Marcus’s farming career began on the family farm in Bedfordshire and he gained experience in no-till farming at LE Barnes in Bedfordshire and the Courteenhall Farms in Northamptonshire, where he became arable manager, before moving to Tyler Farms. Marcus studied for a diploma at Moulton College and also spent two years in New Zealand working with seed crops.

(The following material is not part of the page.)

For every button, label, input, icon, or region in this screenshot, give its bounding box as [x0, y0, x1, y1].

Cultivations are targeted to need. Land is generally ploughed ahead of beans and before and after sugar beet. Elsewhere soil is moved as necessary, particularly ahead of second wheat, but the farm is moving into direct drilling to help improve soils and reduce establishment costs.
“Anything drilled in spring is direct drilled, as is first wheat behind beans, and we’ve tried it on winter barley this season which look very well. We might look to direct drill a few more crops in the autumn, especially given where fuel/running costs are going.

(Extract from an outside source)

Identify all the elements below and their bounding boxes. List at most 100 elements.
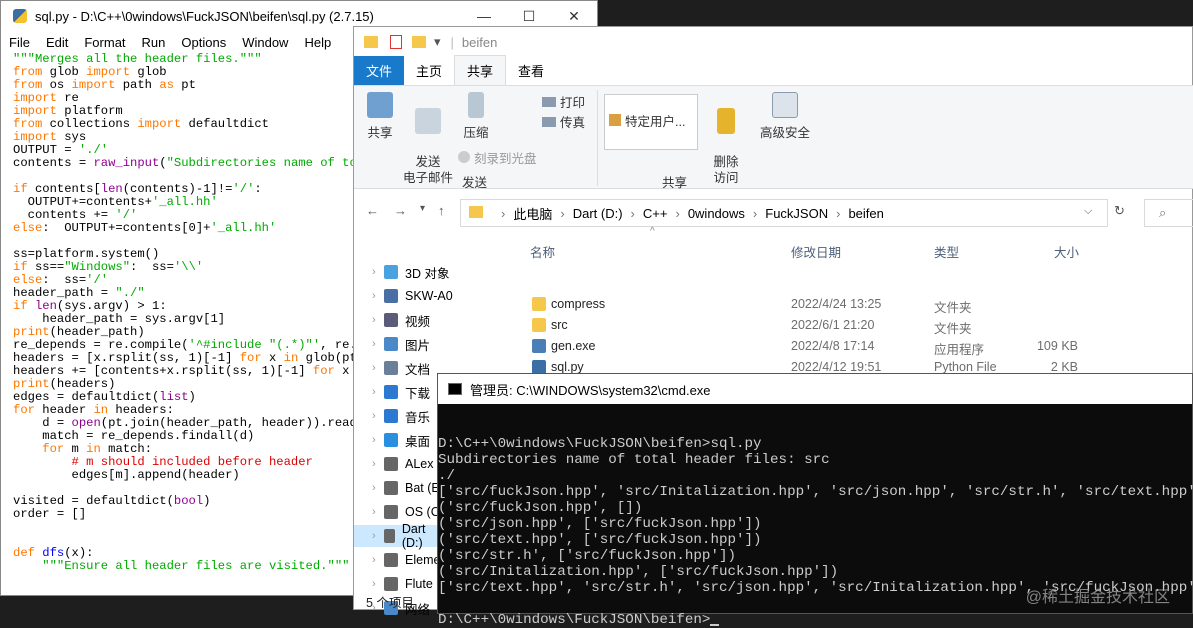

“But the ground has to be set up right, so using a cover crop/spring crop sequence ahead of the autumn direct-drilled crop looks like a nice follow on.”
Marcus is also trialling 100ha of clover understorey, mainly on the home farm in the six-year sugar beet/five spring wheats rotation, drilled with the first cereal after beet.
Crops this season are generally looking good, says Marcus. “We did have bit of a problem in the dry autumn getting a good weed chit before drilling, and it’s been a slow spring. But things have picked up although if we don’t get a decent amount of moisture soon it might be a different story.”
Good disease resistance and standing power are key when choosing winter wheats. RGT Lantern is being grown as a second wheat on heavier land. “I grew the variety for seed at the previous farm and really liked it. I think it’s the number one wheat in this situation – it tillers well and has a prostrate growth habit which helps smother weeds.”
The ability to speak directly to people who know their varieties inside out is one reason Marcus has joined the RAGT Growers Club. “We don’t jump in and out of varieties, but we always keep half an eye out, and this seems to be a good way of opening up more information and fresh ideas from a new source.”